MarketingProfs recently had an excellent thread in their forum on how to make effective use of your trade show investment. You can access MarketingProfs if you are a member and even their basic free membership will allow you to access the forum. I am not affiliated with this site. I’m just a fan.
I suspect a lot of you are like the questioner. You are spending a significant amount of your marketing budget on trade shows. You feel you need to be there even though you can’t trace a single sale back to the show. How many times have you said to yourself, “If I can just get one...”
As the economy slows down, the money you’re sinking into trade shows is going to come under even greater scrutiny. If you do decide to continue to do trade shows, the forum responders had some great ideas for how you can make the most of it. My favorite ideas are listed below, and I’ve added some of my own perspectives as well:
1. Attend the show as an attendee instead of exhibiting. Make sure you send your most outgoing sales person to the conference. If it’s an educational conference, as so many are, be sure to sign them up so they can attend the sessions. You need them sitting next to potential prospects and talking shop. In my experience, you’re just as likely to find opportunities this way as you are by sifting through hundreds of unqualified leads.

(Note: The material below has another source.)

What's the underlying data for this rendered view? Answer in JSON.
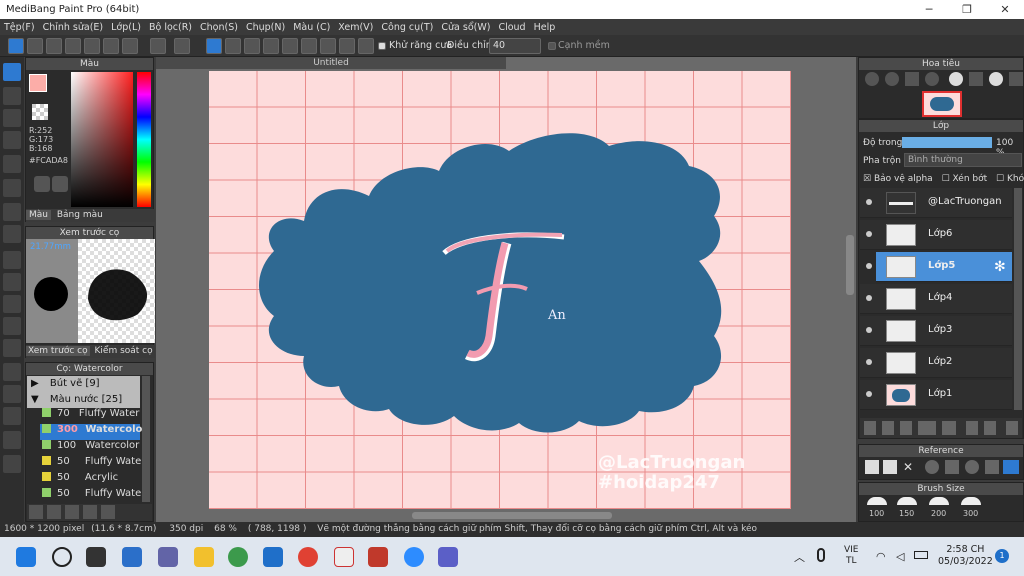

2. Cut the number of people attending. No one likes to go to a show alone, but does everyone need to attend? IMO, marketing babysits far more often than they need to. Do you really need to be there in order to make sure everything is done properly? Sales people aren’t children. On the other hand, marketing sometimes doesn’t do effective pre-show marketing ahead of time and ends up with too many sales people at the show. It's tough to know what you're going to get, but it's better to have too few people and look busy than it is to have sales people just hanging around.
3. Rent a SoftServe ice cream truck. This brilliance of this one is self-evident.

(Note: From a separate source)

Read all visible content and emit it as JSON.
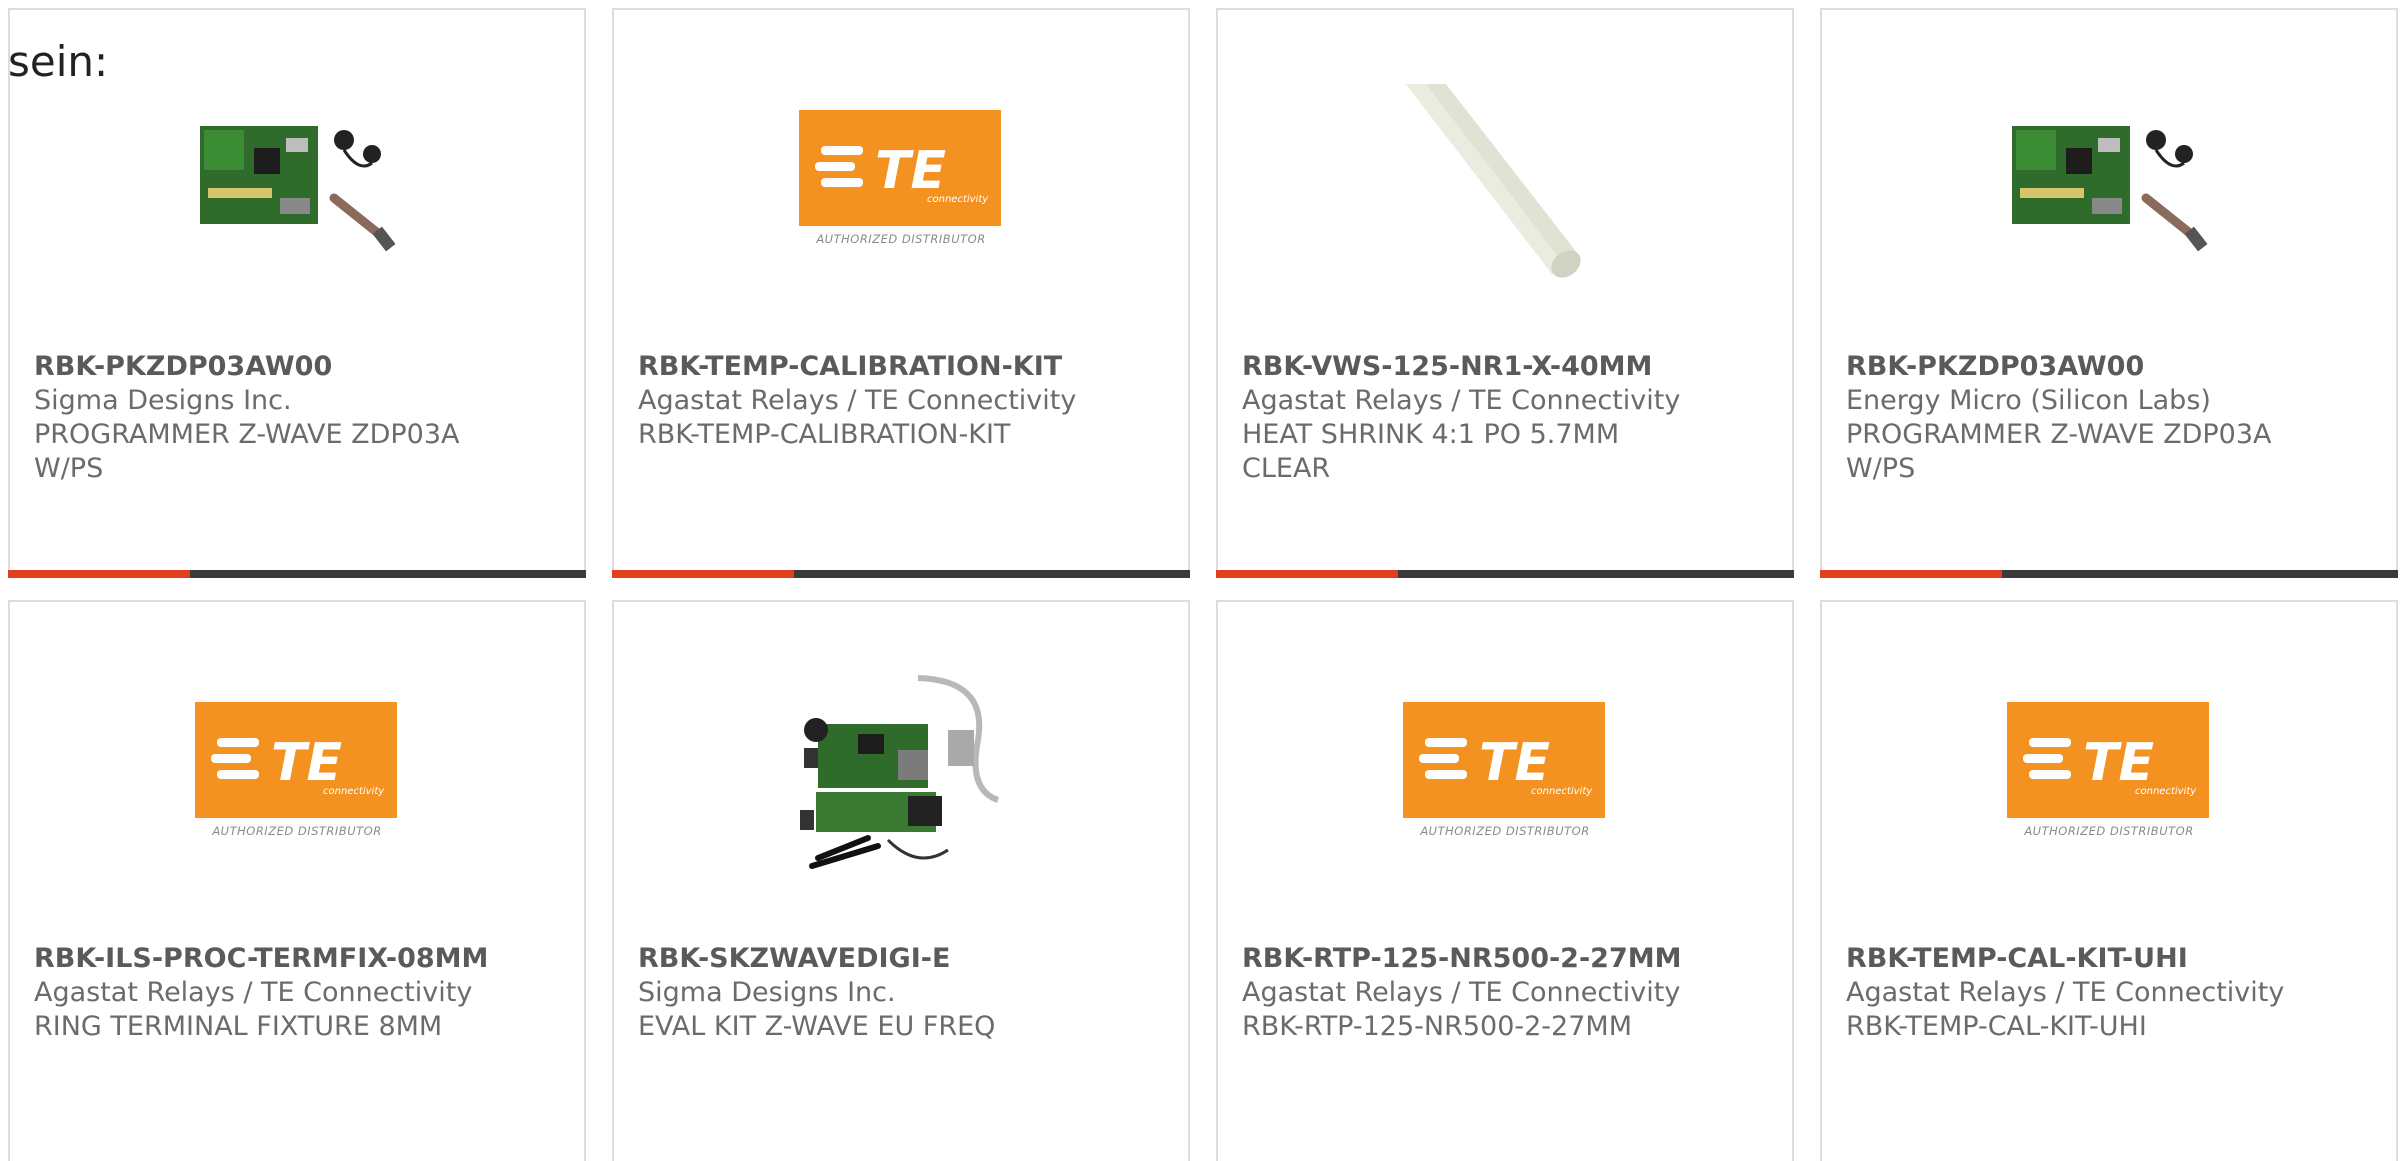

4. Set up appointments ahead of time. You can do this through pre-show mailings and telemarketing. Give them an incentive to set up an appointment for a demo at the show. E.g. a gift card for a bookstore. They get the incentive after the show-meeting.

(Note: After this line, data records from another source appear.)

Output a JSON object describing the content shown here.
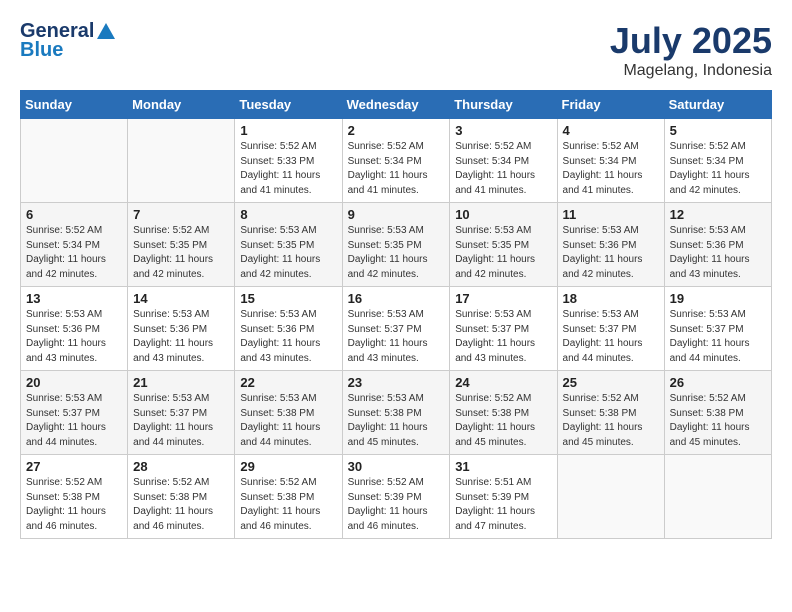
{
  "header": {
    "logo_general": "General",
    "logo_blue": "Blue",
    "month": "July 2025",
    "location": "Magelang, Indonesia"
  },
  "weekdays": [
    "Sunday",
    "Monday",
    "Tuesday",
    "Wednesday",
    "Thursday",
    "Friday",
    "Saturday"
  ],
  "weeks": [
    [
      {
        "day": "",
        "info": ""
      },
      {
        "day": "",
        "info": ""
      },
      {
        "day": "1",
        "info": "Sunrise: 5:52 AM\nSunset: 5:33 PM\nDaylight: 11 hours and 41 minutes."
      },
      {
        "day": "2",
        "info": "Sunrise: 5:52 AM\nSunset: 5:34 PM\nDaylight: 11 hours and 41 minutes."
      },
      {
        "day": "3",
        "info": "Sunrise: 5:52 AM\nSunset: 5:34 PM\nDaylight: 11 hours and 41 minutes."
      },
      {
        "day": "4",
        "info": "Sunrise: 5:52 AM\nSunset: 5:34 PM\nDaylight: 11 hours and 41 minutes."
      },
      {
        "day": "5",
        "info": "Sunrise: 5:52 AM\nSunset: 5:34 PM\nDaylight: 11 hours and 42 minutes."
      }
    ],
    [
      {
        "day": "6",
        "info": "Sunrise: 5:52 AM\nSunset: 5:34 PM\nDaylight: 11 hours and 42 minutes."
      },
      {
        "day": "7",
        "info": "Sunrise: 5:52 AM\nSunset: 5:35 PM\nDaylight: 11 hours and 42 minutes."
      },
      {
        "day": "8",
        "info": "Sunrise: 5:53 AM\nSunset: 5:35 PM\nDaylight: 11 hours and 42 minutes."
      },
      {
        "day": "9",
        "info": "Sunrise: 5:53 AM\nSunset: 5:35 PM\nDaylight: 11 hours and 42 minutes."
      },
      {
        "day": "10",
        "info": "Sunrise: 5:53 AM\nSunset: 5:35 PM\nDaylight: 11 hours and 42 minutes."
      },
      {
        "day": "11",
        "info": "Sunrise: 5:53 AM\nSunset: 5:36 PM\nDaylight: 11 hours and 42 minutes."
      },
      {
        "day": "12",
        "info": "Sunrise: 5:53 AM\nSunset: 5:36 PM\nDaylight: 11 hours and 43 minutes."
      }
    ],
    [
      {
        "day": "13",
        "info": "Sunrise: 5:53 AM\nSunset: 5:36 PM\nDaylight: 11 hours and 43 minutes."
      },
      {
        "day": "14",
        "info": "Sunrise: 5:53 AM\nSunset: 5:36 PM\nDaylight: 11 hours and 43 minutes."
      },
      {
        "day": "15",
        "info": "Sunrise: 5:53 AM\nSunset: 5:36 PM\nDaylight: 11 hours and 43 minutes."
      },
      {
        "day": "16",
        "info": "Sunrise: 5:53 AM\nSunset: 5:37 PM\nDaylight: 11 hours and 43 minutes."
      },
      {
        "day": "17",
        "info": "Sunrise: 5:53 AM\nSunset: 5:37 PM\nDaylight: 11 hours and 43 minutes."
      },
      {
        "day": "18",
        "info": "Sunrise: 5:53 AM\nSunset: 5:37 PM\nDaylight: 11 hours and 44 minutes."
      },
      {
        "day": "19",
        "info": "Sunrise: 5:53 AM\nSunset: 5:37 PM\nDaylight: 11 hours and 44 minutes."
      }
    ],
    [
      {
        "day": "20",
        "info": "Sunrise: 5:53 AM\nSunset: 5:37 PM\nDaylight: 11 hours and 44 minutes."
      },
      {
        "day": "21",
        "info": "Sunrise: 5:53 AM\nSunset: 5:37 PM\nDaylight: 11 hours and 44 minutes."
      },
      {
        "day": "22",
        "info": "Sunrise: 5:53 AM\nSunset: 5:38 PM\nDaylight: 11 hours and 44 minutes."
      },
      {
        "day": "23",
        "info": "Sunrise: 5:53 AM\nSunset: 5:38 PM\nDaylight: 11 hours and 45 minutes."
      },
      {
        "day": "24",
        "info": "Sunrise: 5:52 AM\nSunset: 5:38 PM\nDaylight: 11 hours and 45 minutes."
      },
      {
        "day": "25",
        "info": "Sunrise: 5:52 AM\nSunset: 5:38 PM\nDaylight: 11 hours and 45 minutes."
      },
      {
        "day": "26",
        "info": "Sunrise: 5:52 AM\nSunset: 5:38 PM\nDaylight: 11 hours and 45 minutes."
      }
    ],
    [
      {
        "day": "27",
        "info": "Sunrise: 5:52 AM\nSunset: 5:38 PM\nDaylight: 11 hours and 46 minutes."
      },
      {
        "day": "28",
        "info": "Sunrise: 5:52 AM\nSunset: 5:38 PM\nDaylight: 11 hours and 46 minutes."
      },
      {
        "day": "29",
        "info": "Sunrise: 5:52 AM\nSunset: 5:38 PM\nDaylight: 11 hours and 46 minutes."
      },
      {
        "day": "30",
        "info": "Sunrise: 5:52 AM\nSunset: 5:39 PM\nDaylight: 11 hours and 46 minutes."
      },
      {
        "day": "31",
        "info": "Sunrise: 5:51 AM\nSunset: 5:39 PM\nDaylight: 11 hours and 47 minutes."
      },
      {
        "day": "",
        "info": ""
      },
      {
        "day": "",
        "info": ""
      }
    ]
  ]
}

5. Make sure you also set up appointments with your current prospects. If you’re releasing a product that they haven’t seen yet, do a call down to invite them to stop by for a showing. Better yet, make it a “sneak peak.”
6. Use the show to do market research. I wrote about this one in a previous post.
7. Don’t exhibit but rent a conference room at a local hotel. Invite people to this meeting room in your pre-show marketing. Even providing food, which can be costly at a hotel, is often a lot cheaper than the cost of exhibiting.
Here’s some additional ideas that I didn’t see mentioned:
8. Work with the show organizers to see if there is some incentive you can arrange for your attendees. Many of these shows are seeing a drop in attendees and the organizers are feeling the pain as much as you are. Let them know you will proactively market show attendance to your prospects, but you want something to sweeten the deal.
9. Do the follow up. This was mentioned, of course, but I didn’t see anyone mention who should do the follow up. If you want to ruin your reputation with sales and completely waste your money go ahead and dump the leads into their lap. Read more about this in a previous post.
10. Set up meetings with your executives. If you’re selling to the c-level suite, see if you can get your own execs to attend and then set up side meetings with them for your key prospects. One word of caution: because many executive schedules can be unreliable, you need to be sure you have either an extremely committed exec or a backup exec of a comparable level. You don’t want to have your best prospects fly to a show thinking they are going to meet with the VP of Customer Services, only to find out at the lat minute that he or she couldn’t make it.
I’m sure we could come up with a list of 100 ideas if we put our minds to it. Let us know what’s worked and hasn’t worked for you.